With close to a billion adherents around the world, Hinduism is a major religion concentrated predominantly in the Indian subcontinent, and among individuals of Indian origin. Hinduism is quite remarkable for several reasons. Let's take a look at a few of these.
Hindu isn't really a religion, persay.
The word "Hindu" is derived from the word "Sindhu" the moniker for the river we call the Indus today, which flows in modern-day India and Pakistan. When the Persians, in the area of modern-day Iran, interacted with those who lived in the subcontinent, they referred to these people as Hindus, meaning those who lived beyond the Sindhu. This was picked up by others later on, and was applied to the spiritual practices followed by those who lived in the subcontinent. In fact, the subcontinent was originally called Bharat, which is India's traditional name.
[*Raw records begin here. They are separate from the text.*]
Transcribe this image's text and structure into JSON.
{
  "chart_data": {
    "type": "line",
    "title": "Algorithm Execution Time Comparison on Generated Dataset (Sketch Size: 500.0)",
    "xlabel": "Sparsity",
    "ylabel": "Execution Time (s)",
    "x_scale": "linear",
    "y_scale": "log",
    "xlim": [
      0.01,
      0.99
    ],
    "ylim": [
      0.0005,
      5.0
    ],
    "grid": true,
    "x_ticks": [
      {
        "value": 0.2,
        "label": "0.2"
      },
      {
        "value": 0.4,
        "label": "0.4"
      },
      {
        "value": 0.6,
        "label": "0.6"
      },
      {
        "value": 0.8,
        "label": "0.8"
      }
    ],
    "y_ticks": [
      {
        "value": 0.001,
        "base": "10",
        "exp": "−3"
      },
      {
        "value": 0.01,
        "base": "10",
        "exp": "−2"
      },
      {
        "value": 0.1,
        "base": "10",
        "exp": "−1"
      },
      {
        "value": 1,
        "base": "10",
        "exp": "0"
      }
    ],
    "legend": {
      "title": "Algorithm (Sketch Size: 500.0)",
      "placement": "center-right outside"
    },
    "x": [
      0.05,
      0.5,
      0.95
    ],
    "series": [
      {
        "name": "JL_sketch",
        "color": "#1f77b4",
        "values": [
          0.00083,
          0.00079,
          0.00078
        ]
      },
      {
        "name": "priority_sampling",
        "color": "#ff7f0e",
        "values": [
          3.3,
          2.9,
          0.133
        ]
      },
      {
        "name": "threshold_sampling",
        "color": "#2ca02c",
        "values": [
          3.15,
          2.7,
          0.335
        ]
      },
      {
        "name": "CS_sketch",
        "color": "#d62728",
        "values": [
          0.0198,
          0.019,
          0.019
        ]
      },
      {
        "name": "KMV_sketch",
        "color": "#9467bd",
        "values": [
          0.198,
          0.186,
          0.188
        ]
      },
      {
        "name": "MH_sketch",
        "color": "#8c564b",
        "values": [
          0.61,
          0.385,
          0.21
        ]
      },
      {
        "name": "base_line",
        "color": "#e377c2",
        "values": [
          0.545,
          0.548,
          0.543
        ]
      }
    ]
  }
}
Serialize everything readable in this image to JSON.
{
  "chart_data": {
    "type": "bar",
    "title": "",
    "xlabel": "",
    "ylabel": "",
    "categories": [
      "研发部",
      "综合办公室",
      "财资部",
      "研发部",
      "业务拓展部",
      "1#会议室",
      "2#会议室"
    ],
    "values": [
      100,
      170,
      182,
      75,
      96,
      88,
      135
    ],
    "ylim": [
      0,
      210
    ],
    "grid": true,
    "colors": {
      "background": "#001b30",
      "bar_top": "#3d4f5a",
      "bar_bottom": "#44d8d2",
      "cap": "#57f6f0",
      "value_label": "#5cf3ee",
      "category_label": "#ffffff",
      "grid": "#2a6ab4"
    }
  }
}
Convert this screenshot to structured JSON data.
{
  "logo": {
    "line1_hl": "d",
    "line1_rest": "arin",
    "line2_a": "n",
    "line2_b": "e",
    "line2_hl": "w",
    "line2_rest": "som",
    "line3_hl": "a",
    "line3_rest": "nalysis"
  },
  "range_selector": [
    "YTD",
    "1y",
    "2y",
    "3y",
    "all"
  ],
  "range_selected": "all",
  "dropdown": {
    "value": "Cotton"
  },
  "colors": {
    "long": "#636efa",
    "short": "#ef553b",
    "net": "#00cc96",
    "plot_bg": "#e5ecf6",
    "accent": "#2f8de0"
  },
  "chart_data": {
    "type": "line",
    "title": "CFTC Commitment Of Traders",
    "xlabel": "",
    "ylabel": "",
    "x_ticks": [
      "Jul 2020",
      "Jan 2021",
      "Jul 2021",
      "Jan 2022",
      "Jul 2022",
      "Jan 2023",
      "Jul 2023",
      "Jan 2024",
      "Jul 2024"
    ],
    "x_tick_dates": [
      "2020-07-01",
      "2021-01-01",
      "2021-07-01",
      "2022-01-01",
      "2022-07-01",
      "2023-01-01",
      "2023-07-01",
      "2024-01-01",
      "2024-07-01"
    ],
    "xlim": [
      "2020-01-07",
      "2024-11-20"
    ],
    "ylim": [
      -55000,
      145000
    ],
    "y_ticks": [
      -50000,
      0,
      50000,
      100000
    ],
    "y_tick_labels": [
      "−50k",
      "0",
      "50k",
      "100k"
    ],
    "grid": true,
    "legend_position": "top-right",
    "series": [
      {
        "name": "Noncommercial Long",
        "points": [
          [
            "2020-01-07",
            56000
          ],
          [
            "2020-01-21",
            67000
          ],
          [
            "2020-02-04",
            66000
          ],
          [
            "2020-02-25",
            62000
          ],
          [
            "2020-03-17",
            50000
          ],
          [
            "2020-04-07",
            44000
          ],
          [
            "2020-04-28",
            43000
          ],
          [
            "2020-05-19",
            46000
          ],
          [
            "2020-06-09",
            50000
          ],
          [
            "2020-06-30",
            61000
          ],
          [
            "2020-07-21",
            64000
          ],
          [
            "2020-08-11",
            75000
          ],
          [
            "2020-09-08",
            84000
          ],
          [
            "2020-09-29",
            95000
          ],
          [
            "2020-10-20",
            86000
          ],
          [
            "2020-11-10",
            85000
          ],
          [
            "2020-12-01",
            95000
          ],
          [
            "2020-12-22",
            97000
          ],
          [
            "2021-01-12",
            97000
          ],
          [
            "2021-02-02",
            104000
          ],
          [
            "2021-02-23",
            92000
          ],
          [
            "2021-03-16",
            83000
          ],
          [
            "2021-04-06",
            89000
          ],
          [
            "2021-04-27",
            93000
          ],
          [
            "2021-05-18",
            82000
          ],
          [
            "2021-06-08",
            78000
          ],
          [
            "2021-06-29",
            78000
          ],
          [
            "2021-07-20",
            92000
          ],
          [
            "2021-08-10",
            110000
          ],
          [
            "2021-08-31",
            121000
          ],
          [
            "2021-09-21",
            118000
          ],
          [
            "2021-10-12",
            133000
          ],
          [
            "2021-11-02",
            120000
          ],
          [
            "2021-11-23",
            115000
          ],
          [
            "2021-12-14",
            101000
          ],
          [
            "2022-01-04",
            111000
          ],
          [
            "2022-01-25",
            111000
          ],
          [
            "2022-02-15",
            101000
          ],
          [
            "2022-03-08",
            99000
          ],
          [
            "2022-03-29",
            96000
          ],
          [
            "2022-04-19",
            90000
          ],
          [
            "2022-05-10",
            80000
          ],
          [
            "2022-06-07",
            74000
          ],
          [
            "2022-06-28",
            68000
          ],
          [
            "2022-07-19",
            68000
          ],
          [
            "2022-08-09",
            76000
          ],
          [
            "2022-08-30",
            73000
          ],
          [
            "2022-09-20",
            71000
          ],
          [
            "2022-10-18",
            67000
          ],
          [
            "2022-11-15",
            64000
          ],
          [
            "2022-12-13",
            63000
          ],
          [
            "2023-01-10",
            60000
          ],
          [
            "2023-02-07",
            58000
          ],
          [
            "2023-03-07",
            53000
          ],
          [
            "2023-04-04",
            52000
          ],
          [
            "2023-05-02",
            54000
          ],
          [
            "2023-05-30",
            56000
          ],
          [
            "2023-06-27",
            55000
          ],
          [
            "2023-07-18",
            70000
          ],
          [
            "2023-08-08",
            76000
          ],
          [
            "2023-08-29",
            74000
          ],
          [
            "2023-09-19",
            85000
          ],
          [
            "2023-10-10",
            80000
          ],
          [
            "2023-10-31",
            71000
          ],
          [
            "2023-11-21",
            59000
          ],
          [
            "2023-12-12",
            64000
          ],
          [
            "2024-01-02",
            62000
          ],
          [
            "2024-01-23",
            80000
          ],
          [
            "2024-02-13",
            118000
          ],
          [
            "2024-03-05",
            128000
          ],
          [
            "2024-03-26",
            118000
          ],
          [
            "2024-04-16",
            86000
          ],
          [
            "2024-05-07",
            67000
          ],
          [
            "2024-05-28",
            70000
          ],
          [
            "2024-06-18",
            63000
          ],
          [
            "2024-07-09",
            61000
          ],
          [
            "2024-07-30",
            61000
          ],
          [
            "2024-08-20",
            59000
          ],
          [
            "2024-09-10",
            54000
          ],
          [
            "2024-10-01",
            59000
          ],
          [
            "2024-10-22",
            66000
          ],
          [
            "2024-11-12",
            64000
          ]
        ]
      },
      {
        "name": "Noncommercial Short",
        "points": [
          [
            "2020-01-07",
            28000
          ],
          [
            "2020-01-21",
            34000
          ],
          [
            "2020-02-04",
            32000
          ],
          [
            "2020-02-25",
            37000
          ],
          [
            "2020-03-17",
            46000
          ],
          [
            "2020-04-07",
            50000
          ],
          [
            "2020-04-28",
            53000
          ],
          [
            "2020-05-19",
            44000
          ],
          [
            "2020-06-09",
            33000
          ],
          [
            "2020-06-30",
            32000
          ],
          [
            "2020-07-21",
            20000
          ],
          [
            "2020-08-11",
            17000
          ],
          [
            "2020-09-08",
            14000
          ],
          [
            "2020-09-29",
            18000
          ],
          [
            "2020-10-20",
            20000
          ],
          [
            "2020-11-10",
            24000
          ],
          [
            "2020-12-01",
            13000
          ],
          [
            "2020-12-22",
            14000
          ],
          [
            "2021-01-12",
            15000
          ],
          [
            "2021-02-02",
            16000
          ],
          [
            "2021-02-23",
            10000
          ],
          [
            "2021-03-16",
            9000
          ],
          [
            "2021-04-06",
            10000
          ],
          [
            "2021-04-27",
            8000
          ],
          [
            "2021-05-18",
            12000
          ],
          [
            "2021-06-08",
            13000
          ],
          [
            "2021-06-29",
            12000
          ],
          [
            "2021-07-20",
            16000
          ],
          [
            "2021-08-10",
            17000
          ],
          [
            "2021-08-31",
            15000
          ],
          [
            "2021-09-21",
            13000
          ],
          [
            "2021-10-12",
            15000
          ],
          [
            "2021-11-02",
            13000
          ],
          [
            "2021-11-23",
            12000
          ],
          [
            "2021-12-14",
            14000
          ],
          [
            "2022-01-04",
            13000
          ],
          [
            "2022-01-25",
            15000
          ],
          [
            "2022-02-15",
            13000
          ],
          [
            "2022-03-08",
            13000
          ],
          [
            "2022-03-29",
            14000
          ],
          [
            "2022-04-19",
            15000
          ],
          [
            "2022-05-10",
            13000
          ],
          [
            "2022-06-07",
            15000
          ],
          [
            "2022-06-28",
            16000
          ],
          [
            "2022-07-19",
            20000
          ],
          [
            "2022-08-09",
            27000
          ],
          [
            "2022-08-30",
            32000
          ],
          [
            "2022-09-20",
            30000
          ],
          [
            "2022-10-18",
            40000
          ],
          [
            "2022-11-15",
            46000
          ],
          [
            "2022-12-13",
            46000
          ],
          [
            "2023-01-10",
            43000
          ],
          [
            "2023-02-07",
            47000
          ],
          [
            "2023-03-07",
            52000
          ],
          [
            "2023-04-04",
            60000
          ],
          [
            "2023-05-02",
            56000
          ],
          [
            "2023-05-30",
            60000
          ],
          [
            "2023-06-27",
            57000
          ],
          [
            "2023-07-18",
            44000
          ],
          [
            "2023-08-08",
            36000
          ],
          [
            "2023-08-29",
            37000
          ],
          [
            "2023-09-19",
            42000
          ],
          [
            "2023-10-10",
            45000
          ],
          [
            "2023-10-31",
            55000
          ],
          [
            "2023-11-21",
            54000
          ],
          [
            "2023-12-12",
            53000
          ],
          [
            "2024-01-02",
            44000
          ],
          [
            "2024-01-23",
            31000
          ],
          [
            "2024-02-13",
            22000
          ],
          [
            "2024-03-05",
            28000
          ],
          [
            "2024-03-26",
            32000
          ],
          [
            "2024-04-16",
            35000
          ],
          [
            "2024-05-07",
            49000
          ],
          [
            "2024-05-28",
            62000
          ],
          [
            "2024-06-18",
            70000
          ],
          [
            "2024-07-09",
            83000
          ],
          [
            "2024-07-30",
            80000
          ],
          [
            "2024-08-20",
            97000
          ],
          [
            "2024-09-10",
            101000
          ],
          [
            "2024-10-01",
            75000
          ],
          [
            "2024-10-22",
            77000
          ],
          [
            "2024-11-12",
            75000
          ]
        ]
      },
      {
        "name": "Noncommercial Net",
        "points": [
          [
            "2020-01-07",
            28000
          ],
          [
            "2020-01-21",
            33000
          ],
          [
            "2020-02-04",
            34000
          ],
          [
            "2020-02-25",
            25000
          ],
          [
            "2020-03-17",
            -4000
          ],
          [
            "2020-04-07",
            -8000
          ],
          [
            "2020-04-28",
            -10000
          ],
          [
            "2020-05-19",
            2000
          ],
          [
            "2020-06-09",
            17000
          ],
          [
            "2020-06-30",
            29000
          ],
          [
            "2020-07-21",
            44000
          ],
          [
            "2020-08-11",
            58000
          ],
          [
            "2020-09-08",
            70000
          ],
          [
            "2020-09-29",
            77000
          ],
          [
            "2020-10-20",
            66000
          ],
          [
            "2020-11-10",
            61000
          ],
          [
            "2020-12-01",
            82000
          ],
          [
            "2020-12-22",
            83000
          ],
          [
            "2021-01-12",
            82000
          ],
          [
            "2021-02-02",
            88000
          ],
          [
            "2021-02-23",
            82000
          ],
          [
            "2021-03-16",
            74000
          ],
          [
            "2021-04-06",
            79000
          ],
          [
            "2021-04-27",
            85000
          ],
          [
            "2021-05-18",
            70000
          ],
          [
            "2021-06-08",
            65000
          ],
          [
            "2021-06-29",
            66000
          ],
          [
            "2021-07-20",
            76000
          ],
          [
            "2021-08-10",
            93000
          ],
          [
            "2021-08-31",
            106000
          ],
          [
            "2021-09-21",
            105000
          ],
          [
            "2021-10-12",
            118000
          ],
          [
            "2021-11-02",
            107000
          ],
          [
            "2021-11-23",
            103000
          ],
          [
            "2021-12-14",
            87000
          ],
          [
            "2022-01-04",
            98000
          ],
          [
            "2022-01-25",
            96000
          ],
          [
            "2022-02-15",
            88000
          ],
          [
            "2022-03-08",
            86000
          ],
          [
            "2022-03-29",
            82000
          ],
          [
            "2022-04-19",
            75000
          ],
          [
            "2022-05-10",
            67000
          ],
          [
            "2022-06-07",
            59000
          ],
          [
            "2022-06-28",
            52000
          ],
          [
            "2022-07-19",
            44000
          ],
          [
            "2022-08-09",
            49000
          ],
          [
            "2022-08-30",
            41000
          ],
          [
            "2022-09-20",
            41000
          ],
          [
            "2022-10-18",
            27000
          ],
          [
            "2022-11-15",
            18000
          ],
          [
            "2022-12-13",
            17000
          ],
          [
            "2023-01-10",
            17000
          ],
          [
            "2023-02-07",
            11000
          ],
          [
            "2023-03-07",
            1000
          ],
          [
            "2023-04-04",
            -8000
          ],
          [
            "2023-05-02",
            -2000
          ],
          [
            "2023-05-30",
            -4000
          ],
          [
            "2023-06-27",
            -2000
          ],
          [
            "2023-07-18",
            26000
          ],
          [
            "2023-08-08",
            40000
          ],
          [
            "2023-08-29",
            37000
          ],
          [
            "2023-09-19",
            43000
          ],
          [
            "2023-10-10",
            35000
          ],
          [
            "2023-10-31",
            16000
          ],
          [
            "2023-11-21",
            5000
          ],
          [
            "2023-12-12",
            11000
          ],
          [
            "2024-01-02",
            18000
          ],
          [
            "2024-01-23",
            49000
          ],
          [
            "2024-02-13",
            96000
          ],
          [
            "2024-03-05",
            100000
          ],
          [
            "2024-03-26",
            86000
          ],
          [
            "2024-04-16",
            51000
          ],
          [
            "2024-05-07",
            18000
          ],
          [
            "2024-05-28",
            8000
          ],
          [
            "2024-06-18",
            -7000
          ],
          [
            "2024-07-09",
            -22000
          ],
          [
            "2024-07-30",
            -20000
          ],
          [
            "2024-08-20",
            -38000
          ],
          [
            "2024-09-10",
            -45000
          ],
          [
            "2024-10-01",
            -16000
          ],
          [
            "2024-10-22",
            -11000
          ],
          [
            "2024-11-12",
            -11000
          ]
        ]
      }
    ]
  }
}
So, in this sense, Hinduism wasn't a religion per-se, but rather a cultural and geographical identity. It is only recently, in the past few centuries (that is quite recent by the standards of Indian history's timeline!) that Hinduism has come to be seen as a religious identity.
Gods, gods and more gods!
Perhaps one of the most striking features of Hinduism for the Western mindset is its vast pantheon of gods. Even the ancient Greeks and Egyptians cannot match the variety of deities found among Hindu divinities. In fact, Hinduism is said to have 33 million gods by some estimates, though other estimates put the figure at 330,000. Either way, the number is quite mind-boggling and vast.
The Hindu world-view is quite inclusive, and therefore a Hindu has no qualms about worshipping Hanuman, a deity in the form of a monkey, or even a tree, or a cow, or a rock for that matter. Though there are hundreds of thousands of Hindu deities, the fundamental divine that underlies all these is the one Brahman, and thus, for a Hindu, he or she is an extension of the Universe, and the Universe is an extension of him or her.
Cycles of time
The Hindu view of time is that the creation is cyclic in nature. This is perfectly in keeping with other aspects of the Hindu way of life, such as karma and the cycle of rebirths, which are also cyclical. According to the Hindu system of time, there are four epochs or cycles, known as yugas. Over the course of these four, human consciousness slips downwards, starting from the Satya Yuga, when it is highest, through the Treta Yuga, the Dwapara Yuga, and finally the Kali Yuga when it is lowest. As it happens, we are currently in the Kali Yuga! But fortunately, as with everything else cyclic in Hinduism, a human being can transcend these "circular" traps of karma, rebirth, and the very constraints of time as well.
This is the beauty of the Hindu way of life. It celebrates the human beings potential to transcend all external influences. For one who strives, there is the possibility that he or she can determine every aspect of their destiny.